Los versos son de Pablo Neruda, la música, en ritmo de tonada, pertenece a Vicente Bianchi, y el éxito del tema no hace más que confirmar que de las figuras legendarias de nuestra lucha por la Independencia, la que más se ha arraigado en el alma popular es la de Manuel Rodríguez Erdoíza. Sus aventuras y andanzas en medio de las fuerzas realistas, que permitieron que la campaña de San Martín desde Mendoza tuviera éxito, le han dado una aureola de misterio que, hasta el día de hoy, es tema de recuerdos y de inspiración para escritores y poetas nacionales, como el caso de Neruda.
¿Quién fue este singular patriota a quien la historia y la leyenda recuerdan en Chile?
Fue su madre doña María Loreto de Erdoíza (en algunas publicaciones aparece como Ordoíza) y Aguirre, natural de Santiago y de una distinguida familia. Ella recibió una esmerada educación, que, unida a sus dotes personales, hicieron que fuera muy cortejada por la juventud de su tiempo. Doña María Loreto aceptó por esposo a un acaudalado comerciante español, don Lucas Fernández de Leyva y Díaz, del cual quedó viuda, recibiendo una apreciable dote.
La viuda quedaba en excelente posición económica, por lo cual muy pronto iba a encontrar un nuevo pretendiente. Le había quedado un hijo de su matrimonio con Fernández, don Joaquín Fernández de Leyva y Erdoíza y que residió siempre en España, donde fue diputado de las Cortes de Cádiz en 1809.
Doña María Loreto dio su mano a un joven peruano, don Carlos Rodríguez de Herrera y Zeballos, del cual tuvo tres hijos: Manuel Javier, Carlos y Ambrosio María. Había contraído matrimonio en abril de 1784 y su hijo mayor nació a comienzos de 1785, siendo bautizado en la Parroquia del Sagrario el 25 de febrero de ese mismo año.
Manuel Javier creció en la casa paterna rodeado de las comodidades que le otorgaban la pudiente posición de su familia. Su padre desempeñaba en la época colonial el cargo de Oficial Mayor de Aduana. De carácter vivo e inquieto, hizo muy buenas amistades en el Colegio Carolino donde cursó sus estudios, siendo su principal amigo otro joven de su edad: José Miguel Carrera Verdugo. Ambos dejaron recuerdo en el colegio por sus pilatunadas estudiantiles y en una ocasión en que habían sido condenados a una "corrida de palmeta" por el Superior del establecimiento, burlaron el castigo fugándose por los tejados hasta ganar la calle.

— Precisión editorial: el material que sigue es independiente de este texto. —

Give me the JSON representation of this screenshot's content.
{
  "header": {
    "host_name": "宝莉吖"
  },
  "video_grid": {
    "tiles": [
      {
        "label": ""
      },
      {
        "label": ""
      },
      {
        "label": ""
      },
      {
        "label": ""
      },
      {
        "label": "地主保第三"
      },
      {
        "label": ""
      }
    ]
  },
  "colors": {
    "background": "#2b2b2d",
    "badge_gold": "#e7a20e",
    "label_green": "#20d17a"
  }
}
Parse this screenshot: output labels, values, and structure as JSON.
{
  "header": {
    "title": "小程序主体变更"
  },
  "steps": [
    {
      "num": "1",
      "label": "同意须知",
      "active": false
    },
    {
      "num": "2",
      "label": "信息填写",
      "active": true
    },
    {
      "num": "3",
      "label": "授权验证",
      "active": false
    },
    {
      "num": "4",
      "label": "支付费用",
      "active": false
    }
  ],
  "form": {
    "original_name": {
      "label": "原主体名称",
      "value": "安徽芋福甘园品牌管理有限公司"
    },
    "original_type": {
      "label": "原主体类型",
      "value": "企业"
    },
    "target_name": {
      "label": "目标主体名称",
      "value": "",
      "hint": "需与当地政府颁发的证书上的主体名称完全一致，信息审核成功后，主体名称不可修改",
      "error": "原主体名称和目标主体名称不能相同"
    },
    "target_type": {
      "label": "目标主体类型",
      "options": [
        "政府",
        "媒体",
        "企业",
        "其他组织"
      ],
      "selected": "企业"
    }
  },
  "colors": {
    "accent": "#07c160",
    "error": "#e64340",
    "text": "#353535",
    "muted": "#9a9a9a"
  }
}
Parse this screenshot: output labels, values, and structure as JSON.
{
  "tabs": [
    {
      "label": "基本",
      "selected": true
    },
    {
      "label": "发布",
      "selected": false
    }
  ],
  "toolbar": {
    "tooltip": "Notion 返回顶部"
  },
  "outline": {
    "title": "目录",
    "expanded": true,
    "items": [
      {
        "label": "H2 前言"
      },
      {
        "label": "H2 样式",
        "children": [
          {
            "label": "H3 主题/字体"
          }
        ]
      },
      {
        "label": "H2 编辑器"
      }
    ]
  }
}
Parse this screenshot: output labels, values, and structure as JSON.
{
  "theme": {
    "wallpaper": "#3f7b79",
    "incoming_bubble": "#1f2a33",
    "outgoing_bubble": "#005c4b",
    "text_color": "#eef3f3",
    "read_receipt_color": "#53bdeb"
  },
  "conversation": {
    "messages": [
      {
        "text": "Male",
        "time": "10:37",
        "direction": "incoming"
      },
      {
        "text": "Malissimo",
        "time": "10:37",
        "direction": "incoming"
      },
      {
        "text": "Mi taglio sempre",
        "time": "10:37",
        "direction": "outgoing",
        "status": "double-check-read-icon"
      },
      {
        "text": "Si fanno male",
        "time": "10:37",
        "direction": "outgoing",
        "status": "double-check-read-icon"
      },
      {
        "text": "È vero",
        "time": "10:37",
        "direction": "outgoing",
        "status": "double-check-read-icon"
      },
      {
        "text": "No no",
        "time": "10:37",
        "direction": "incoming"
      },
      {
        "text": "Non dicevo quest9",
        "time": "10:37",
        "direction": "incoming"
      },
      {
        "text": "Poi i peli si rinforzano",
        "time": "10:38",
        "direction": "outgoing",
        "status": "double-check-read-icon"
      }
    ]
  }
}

Manuel Rodríguez estudió cánones, teología y leyes y se tituló de abogado en 1809, siendo desde los primeros días un ardiente partidario de la revolución. Pero turbulento por naturaleza se vio envuelto en acusaciones junto con otros diputados del Congreso en noviembre de 1811.
Su vida pública había comenzado en mayo de 1811 al ser nombrado Procurador de la ciudad de Santiago por el Cabildo Metropolitano y en el mismo año fue elegido el 4 de septiembre diputado al Congreso representando a la ciudad de Talca y el 15 dé noviembre diputado por la ciudad de Santiago.
El 16 de noviembre, o sea un día después de ser elegido diputado por la capital, la Junta de Gobierno lo designaba Secretario de Guerra.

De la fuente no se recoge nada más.